Les affligés n'aiment point les témoins,
      Epargnons la délicatesse
De l'être infortuné que secourent nos soins,
      Faisons le bien dans le silence,
      Ou le bienfait est un affront.
      .   .   .   .   .   .   .   .   .   .   .   .   .
Ah ! le malheur n'est rien, quand la vertu nous reste ;
Elle étoit mon appui contre les coups du sort
Mais le moment du crime est l'arrêt de la mort.
    .   .   .   .   .   .   .   .   .   .   .   .   .   .   .   .   .   .
Le remords dans mon cœur retourne son poignard.

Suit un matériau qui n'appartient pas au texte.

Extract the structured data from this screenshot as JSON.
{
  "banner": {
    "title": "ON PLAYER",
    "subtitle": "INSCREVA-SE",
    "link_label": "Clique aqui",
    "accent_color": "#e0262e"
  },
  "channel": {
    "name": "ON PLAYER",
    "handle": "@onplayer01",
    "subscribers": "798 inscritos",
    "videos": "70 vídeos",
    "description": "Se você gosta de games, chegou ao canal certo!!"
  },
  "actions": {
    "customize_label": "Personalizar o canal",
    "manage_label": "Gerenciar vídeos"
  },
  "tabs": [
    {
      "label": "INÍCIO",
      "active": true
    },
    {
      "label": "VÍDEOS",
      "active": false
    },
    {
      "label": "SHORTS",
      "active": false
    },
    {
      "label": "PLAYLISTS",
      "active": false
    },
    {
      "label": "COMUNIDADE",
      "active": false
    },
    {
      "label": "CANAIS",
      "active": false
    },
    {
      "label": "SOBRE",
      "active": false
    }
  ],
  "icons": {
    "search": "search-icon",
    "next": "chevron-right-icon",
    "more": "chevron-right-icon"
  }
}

Mais quoique ce drame soit un des meilleurs qu'on ait mis depuis quelque tems au théatre, il laisse encore bien des chose» à désirer, & son auteur n'a peut-être pas assez profité des richesses que présentoit ce sujet. Aussi certains traits, faute d\in développement suffisant, semblent n'être qu'ébauchés, tandis que plusieurs autres sont inutiles. En supprimant le personnage de Valsain, & mettant dans la bouche de Verseuil tout ce que le premier dit de nécessaire, ne lieroit-on pas plus intimement celui-ci au sujet ? Pourquoi ne pas faire passer, sous un prétexte suffisant pour éloigner Monval le pere de la scene, le quatrieme acte dans la maison de ce négociant ? Ne sauveroit-on pas par-là une invraisemblance, & ne se débarrasseroit-on pas par ce moyen d'une hôtesse & d'une auberge qui empêchent de ménager les transitions du troisieme au quatrieme, & de celui-ci au dernier acte ? Enfin n'auroit-il pas été possible d'égayer un peu ce drame par le rôle d’Antoine, sans empêcher que ce personnage fût sentimental ? C'est autant de questions que nous adressons à M. Aude, trop recommandable dans la carriere dramatique pour ne pas les résoudre de la maniere la plus satisfaisante, & sur-tout pour ne pas nous mettre hors d'état, quand il le voudra, de lui en faire de semblables. En attendant, le travail de quelques heures lui suffira pour rendre son drame tel, qu'il puisse être pendant long-tems un des meilleurs & & des plus intéressans du répertoire du théatre national.

(Journal des spectacles )

D’après la base César, outre une représentation à une date et en un lieu inconnu, la pièce de l’auteur, qui est donné comme inconnu, a été jouée 4 fois au Théâtre National, du 30 octobre au 24 novembre 1793.